Фотовспышка взорвалась, точно звезда.

Глава XVI

Страна Фотографии

в которой Сентябрь подвергается наблюдению и наблюдает

Сентябрь не видела ничего – только кромешную тьму. Ногам было тепло и мокро; поначалу ей показалось, что это лужа, куда их всех забросило ураганом. Однако влага поднималась все выше; вот она уже до колен, до пояса, до груди – и паника затопила Сентябрь еще быстрее, сдавила горло, не давая закричать. Жидкость уже текла по ее лицу, заливая глаза и рот. Сентябрь металась, била кулаками, но ничего не видела, ничего не чувствовала, никуда не могла двинуться.

Но вдруг – так же внезапно, как захлестнула ее, – эта влага исчезла, куда-то вытекла. Сентябрь открыла глаза и тут же принялась их тереть, закашлявшись.

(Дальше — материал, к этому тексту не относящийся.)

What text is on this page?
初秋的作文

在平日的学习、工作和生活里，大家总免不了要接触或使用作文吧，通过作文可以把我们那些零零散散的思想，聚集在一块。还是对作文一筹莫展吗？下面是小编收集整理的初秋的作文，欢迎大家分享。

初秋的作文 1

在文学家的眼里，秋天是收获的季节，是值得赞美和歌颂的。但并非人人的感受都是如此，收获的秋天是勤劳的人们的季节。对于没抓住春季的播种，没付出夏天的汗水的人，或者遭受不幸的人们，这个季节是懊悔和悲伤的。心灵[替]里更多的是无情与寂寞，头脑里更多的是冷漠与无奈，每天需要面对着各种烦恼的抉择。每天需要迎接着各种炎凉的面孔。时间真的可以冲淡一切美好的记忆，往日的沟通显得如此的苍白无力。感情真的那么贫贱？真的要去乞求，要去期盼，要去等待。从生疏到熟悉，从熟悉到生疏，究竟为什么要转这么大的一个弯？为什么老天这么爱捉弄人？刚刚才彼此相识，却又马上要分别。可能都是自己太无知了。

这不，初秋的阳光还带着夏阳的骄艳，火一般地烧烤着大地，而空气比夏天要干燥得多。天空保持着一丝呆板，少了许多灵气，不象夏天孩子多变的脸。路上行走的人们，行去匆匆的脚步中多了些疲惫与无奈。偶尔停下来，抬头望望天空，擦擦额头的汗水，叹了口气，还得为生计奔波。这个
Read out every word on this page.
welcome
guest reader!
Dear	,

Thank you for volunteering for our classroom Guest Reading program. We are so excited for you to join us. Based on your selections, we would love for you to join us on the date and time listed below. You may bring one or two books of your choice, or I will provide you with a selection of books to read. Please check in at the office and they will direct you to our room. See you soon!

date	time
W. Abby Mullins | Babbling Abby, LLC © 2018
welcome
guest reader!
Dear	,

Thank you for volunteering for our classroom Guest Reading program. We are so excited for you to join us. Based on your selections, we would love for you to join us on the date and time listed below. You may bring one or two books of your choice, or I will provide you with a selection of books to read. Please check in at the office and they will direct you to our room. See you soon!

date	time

Все вокруг было залито светом.

В доме Тюгерротипа не было задней стены; вместо нее открывался выход в еще один Азимут, просторный, серебристый и черно-белый, с оттенками угля, и пепла, и перламутра, и жемчуга, и пороха, и дыма. Не просто еще один Азимут – много Азимутов, один на другом, как страницы в книге. Повсюду, куда ни глядела Сентябрь, извивались фотографии, сходясь и расходясь. Глассхоб – это точно была она и никто другой, тяжелый фонарь болтался у нее перед глазами на обернутом водорослями стебле, а ноги были козьи, серые и мохнатые, – сделала было шаг в направлении Сентябрь – и в тот же миг дюжина ее копий прыгнули во всех направлениях сразу. Дома вибрировали, ходили ходуном, их изображения ложились одно на другое в три, четыре, восемь слоев толщиной. Однако толщиной назвать это было трудно. Толщина будто уснула, позабыв поставить будильник. Тюгерротип, тринадцать скачущих глассхобов, шатающиеся дома – и Сентябрь, и Суббота, и От-А-до-Эл – обладали толщиной, но не большей, чем лист бумаги. Все они были черно-белые: марид, мелькающий в бликах света, как потускневшее серебро, Сентябрь – лицо, плывущее в море чернильных шелков. Сентябрь посмотрела сверху вниз на Аэла. Ей потребовалось несколько мгновений, чтобы осознать, что она сделала: посмотрела сверху вниз. На виверна, да. Он сейчас был ростом с волкодава, лишь на волосок ниже самой Сентябрь. Белые слезы набухли в его серебряных глазах – но не выкатились. Она распростерла руки и прижала Аэла к себе, и сердце ее слегка затрепетало, потому что она всегда хотела уметь так его обнимать, баюкать, прижимать к себе всего целиком, хотя она прекрасно знала, что он вовсе не комнатная собачка. Но бедный виверн отвернулся в ужасе и стыде, и сердечный трепет вмиг утих.